This is the resilience skill we need to help with cognition or thinking clearly, focusing and concentrating and mental clarity.

Three core thinking skills are essential for peak mental performance and for recovering from brainfog and also helping to manage conditions like adult ADHD successfully. This resilience skill set is also crucial for healthy brain ageing .

These overlapping abilities to focus, have clarity of thought, and retain new information are all needed to help execute your life’s vision and stay on track with doing the little things that get you there – whilst also managing the daily stressors of modern life.


Overcoming Lack of Focus and Clarity

People living with ADHD or those experiencing similar symptoms without a formal diagnosis may have trouble with remembering daily routines, tasks, and commitments and following through, despite their best intentions. Their memory for routine things gets worse under stress, more so than other people. Some preliminary research suggests that people with ADHD may also have trouble managing oxidative or cell stress in the brain. This ‘stress forgetfulness’ often causes strain in both professional and personal relationships.
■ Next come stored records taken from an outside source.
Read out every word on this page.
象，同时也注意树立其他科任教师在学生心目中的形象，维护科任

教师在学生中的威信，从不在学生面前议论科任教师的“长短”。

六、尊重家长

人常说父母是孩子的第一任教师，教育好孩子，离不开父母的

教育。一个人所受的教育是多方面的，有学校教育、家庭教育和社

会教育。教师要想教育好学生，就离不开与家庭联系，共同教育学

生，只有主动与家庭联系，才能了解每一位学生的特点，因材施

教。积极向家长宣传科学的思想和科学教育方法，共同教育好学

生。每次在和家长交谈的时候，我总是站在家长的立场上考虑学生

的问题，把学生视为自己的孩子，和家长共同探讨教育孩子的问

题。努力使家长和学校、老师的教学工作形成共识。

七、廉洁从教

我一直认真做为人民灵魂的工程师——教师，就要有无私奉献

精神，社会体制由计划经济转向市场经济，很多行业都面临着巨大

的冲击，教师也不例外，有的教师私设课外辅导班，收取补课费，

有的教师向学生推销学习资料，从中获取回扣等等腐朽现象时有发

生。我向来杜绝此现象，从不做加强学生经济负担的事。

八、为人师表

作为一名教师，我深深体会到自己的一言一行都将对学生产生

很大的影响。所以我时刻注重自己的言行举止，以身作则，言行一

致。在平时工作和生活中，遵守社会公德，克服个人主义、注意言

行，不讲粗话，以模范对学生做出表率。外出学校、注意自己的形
Related to this area of focus and clarity are some practical skills like the ability to stay organized – organizing your thoughts and your environment, which frees up mental headspace.

If you tend towards these traits or can be a bit scattered, it is also very common to have lots of new ideas and a fast-paced mind. While these are two things that can be a great asset for the creative process, on the flip side, they can see you starting many projects in the initial excitement phase but quickly becoming overwhelmed with the number of balls in the air. Sometimes, people find it hard to finish projects when stress forgetfulness makes following through more difficult.

Once you recognize this is a challenging area, work on strategies to help. Resist the temptation to get lost in phone messages or emails as the way to plan your day. Instead, break projects down into clear, bite-sized chunks and take steps to avoid mental overwhelm and shutdown mode. You can try using the RM app to help organize your self care plan and track interventions you start to help with this resilience skill area.

If this is a challenging area, you may also find a hidden strength – being highly creative in some way – and you may also have the ability to hyperfocus on something you are passionate about, with the ability to tap into a very productive flow state when this trait is optimized with clear predictable routines and keeping even bedtimes and wake up times constant even on weekends.


Multitasking is a Myth

Our lives are now filled with an increasing number of digital distractions and constant stimulation sources from screens, social media, email, and messaging apps, each vying for even a few seconds of your attention.

We are also expected to multitask now more than previous generations – and it’s often seen as a great strength with bragging rights. But, the virtues of multitasking are mainly a myth.

Multitasking Does Not Increase Productivity.

In most cases, it decreases it. When our attention to any single task is divided, our brains have to refocus our efforts again and again. So if you find it hard to multitask, don’t despair or try to force yourself. Instead, do the opposite. Concentrate on one single thing at a time. You’ll get more done and reduce your mental overwhelm – with the confidence that neuroscience is on your side.

Tips on Focus + Clarity

  • CBD, alpha-pinene, CBN, micro dosing THC
  • mind-body:
    • Concentration based meditations
  • Diet:
    • Resilience Medicine Level 1 Keto diet (may work better for men vs. women but everyone is different)
    • RM Level 2 Diet (if keto is too restrictive, try this first, often first choice for premenopausal women)
    • High dose Omega 3 fish or Krill oil
  • Supplements:
    • Gingko
    • American Ginseng
    • Huperzine A
“Being focused is one of my particular superpowers and my strongest brain skill. I can sit down and focus for hours at a time quite easily most days, shifting from one project to another with a short transition period in between (which is different from multitasking which tries to do everything at once!”)

However, when I get out of balance or overwhelmed in other areas, this superpower can start to fade. That’s when I need to take my own advice and put in strategies to reduce my stressors and distractions.”